C’est sûr qu’il y a eu des moments où j’ai eu très, très peur, surtout au début. Mais ce n’était pas bien vu de taper sur les gens de l’extérieur, avance Monique.

Au fur et à mesure qu’on passe du temps dans ces contextes-là, on se rend compte que même si le soldat te pointe un AK-47 dans la face, que c’est juste pour le show. Tu deviens confortable à naviguer dans cette tension-là.

Après un an au Guatemala et un an au Salvador, le périple de Monique Beaudoin la mène vers Mexique où elle a rencontré le père de ses enfants. En 1994, elle s’installe au Chiapas avant le déclenchement de la guerre. Son conjoint travaillait à documenter ce qui se passait comme photographe, et elle comme journaliste.

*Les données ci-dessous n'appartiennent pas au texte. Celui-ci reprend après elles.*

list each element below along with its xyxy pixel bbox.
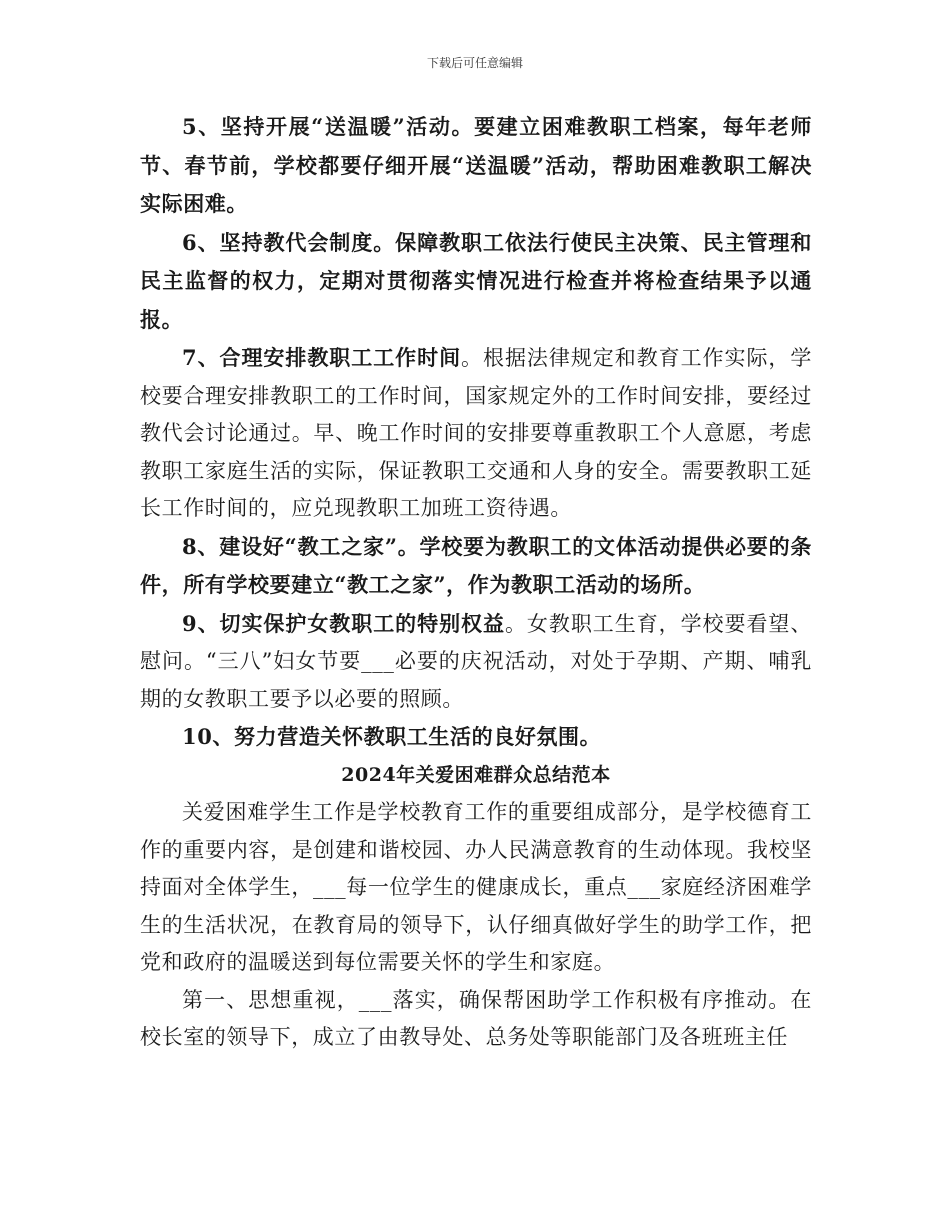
item-6-lead: 6、坚持教代会制度。保障教职工依法行使民主决策、民主管理和民主监督的权力，定期对贯彻落实情况进行检查并将检查结果予以通报。 — [140, 229, 812, 332]
page-header-note: 下载后可任意编辑 — [426, 56, 523, 70]
list-item-6 — [140, 224, 812, 340]
item-10-lead: 10、努力营造关怀教职工生活的良好氛围。 — [182, 724, 602, 749]
list-item-5 — [140, 108, 812, 224]
section-paragraph-2: 第一、思想重视，___落实，确保帮困助学工作积极有序推动。在校长室的领导下，成立了由教导处、总务处等职能部门及各班班主任 — [140, 987, 812, 1049]
list-item-10 — [140, 718, 812, 757]
list-item-7 — [140, 339, 812, 528]
item-7-rest: 。根据法律规定和教育工作实际，学校要合理安排教职工的工作时间，国家规定外的工作时间安排，要经过教代会讨论通过。早、晚工作时间的安排要尊重教职工个人意愿，考虑教职工家庭生活的实际，保证教职工交通和人身的安全。需要教职工延长工作时间的，应兑现教职工加班工资待遇。 — [140, 346, 812, 520]
item-9-lead: 9、切实保护女教职工的特别权益 — [182, 610, 505, 636]
item-7-lead: 7、合理安排教职工工作时间 — [182, 345, 462, 370]
item-9-rest: 。女教职工生育，学校要看望、慰问。“三八”妇女节要___必要的庆祝活动，对处于孕期、产期、哺乳期的女教职工要予以必要的照顾。 — [140, 611, 812, 711]
section-paragraph-1: 关爱困难学生工作是学校教育工作的重要组成部分，是学校德育工作的重要内容，是创建和谐校园、办人民满意教育的生动体现。我校坚持面对全体学生，___每一位学生的健康成长，重点___家庭经济困难学生的生活状况，在教育局的领导下，认仔细真做好学生的助学工作，把党和政府的温暖送到每位需要关怀的学生和家庭。 — [140, 800, 812, 974]
document-body — [140, 108, 812, 1057]
item-5-lead: 5、坚持开展“送温暖”活动。要建立困难教职工档案，每年老师节、春节前，学校都要仔细开展“送温暖”活动，帮助困难教职工解决实际困难。 — [140, 114, 812, 216]
section-title: 2024年关爱困难群众总结范本 — [341, 763, 611, 786]
list-item-8 — [140, 528, 812, 605]
list-item-9 — [140, 605, 812, 719]
item-8-lead: 8、建设好“教工之家”。学校要为教职工的文体活动提供必要的条件，所有学校要建立“教工之家”，作为教职工活动的场所。 — [140, 533, 812, 597]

Lui, il faisait beaucoup de photos dans les communautés autochtones depuis longtemps avant les tensions. Il documentait les luttes des Autochtones et des réfugiés au Mexique et en Amérique centrale, raconte-t-elle.

On travaillait ensemble. Lui, il faisait des photoreportages et moi, j’écrivais des textes pour les Brigades, pour le Voyageur, pour n’importe qui qui l’acceptait. Le but, c’était vraiment de faire connaître la vraie histoire de ce qui se passait là-bas.

Après trois ans au Mexique, Monique Beaudoin revient au bercail avec ses deux filles et poursuit les dossiers humanitaires, ici au Canada.

Une femme tenant une pancarte sur laquelle il est écrit « En solidarité avec les Premiers Peuples. »

Monique Beaudoin croit qu'il est primordial de poursuivre les efforts de réconciliation avec les Autochtones.

Gracieuseté Monique Beaudoin

À un moment donné, j’étais assis avec un ancien dans une communauté autochtone qui était contrôlée par les zapatistes, puis il me dit, “Toi, il faut que tu retournes chez toi, en t’assurant que chez toi, les choses ne se désintègrent pas. Parce que, quand vous vous avez un rhume, nous on a une pneumonie”.

D’ailleurs, elle revient au Canada pendant la crise d’Oka où elle passe au front et continue de rester engagée pour les droits des Premières Nations en participant à des manifestations et des efforts éducatifs, comme un groupe de lecture qui examinent des rapports qui concernent les Premières Nations.

En plus de ses efforts humanitaires, Monique Beaudoin est une passionnée du milieu des arts et de la culture, s’impliquant avec des organismes tel Myths & Mirrors et en participant régulièrement aux activités de la communauté francophone.

Les arts nous permettent de raconter des histoires d’une façon super humaine. Avec moi, c’est l’art engagé, qui oblige les gens à réfléchir par rapport à certaines situations, qui nous inspire à participer à d’autres tribunes où on peut jouer un rôle.